In 1994 her Women in Medicine and Latinas: Hispanic Women in the United States
were published, and in 1995 her African Americans and Jewish Americans and Without
Regard to Race were published in Franklin Watts’ Multiculturalism Series. Her Women
in Law volume with Franklin Watts is scheduled for publication in late 1995.
A specialist on biography, “lost history” and “multiculturalism,”
Garza was the author of numerous articles for national magazines and newspapers. She also
conducted the dramatic Harlem street interviews for the prize-winning documentary film No
Vietnamese Ever Called Me Nigger (now available on VCR tape).

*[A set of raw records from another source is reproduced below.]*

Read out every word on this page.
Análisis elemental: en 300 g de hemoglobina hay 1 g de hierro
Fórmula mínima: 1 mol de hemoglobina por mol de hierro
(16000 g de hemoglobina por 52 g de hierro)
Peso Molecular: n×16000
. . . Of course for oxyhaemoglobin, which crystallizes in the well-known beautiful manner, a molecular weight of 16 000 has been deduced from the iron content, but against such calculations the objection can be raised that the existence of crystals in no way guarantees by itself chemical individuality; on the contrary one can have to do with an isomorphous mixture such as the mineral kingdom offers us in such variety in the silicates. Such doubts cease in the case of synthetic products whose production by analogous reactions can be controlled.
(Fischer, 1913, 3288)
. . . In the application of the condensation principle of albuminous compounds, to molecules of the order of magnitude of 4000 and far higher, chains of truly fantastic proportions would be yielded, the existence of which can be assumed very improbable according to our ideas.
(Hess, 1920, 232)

Garza’s well-reviewed biographies of Trotsky, Franco, Mao, and Allende were published
by Chelsea House as part of their “World Leaders” series (preface by Arthur
Schlesinger, Jr.). She was working on several books for a new series with Franklin Watts,
“Amazing Secrets of Our Multicultural History,” when she died. Those books will
nonetheless be completed on the basis of existing drafts and will appear in 1996 or 1997,
as will her Latinos in Film book, already near completion. She also had two novels
and two television screenplays recently completed and on the way to agents.
Garza lectured and conducted workshops at several major universities on current and
historical events. She was a New York State Humanities Series NEH-funded Public Library
Lecturer.
Ms. Garza loved playing with children, dancing, gardening, cooking, swimming, fishing,
bicycling, and above all, writing her new fiction works.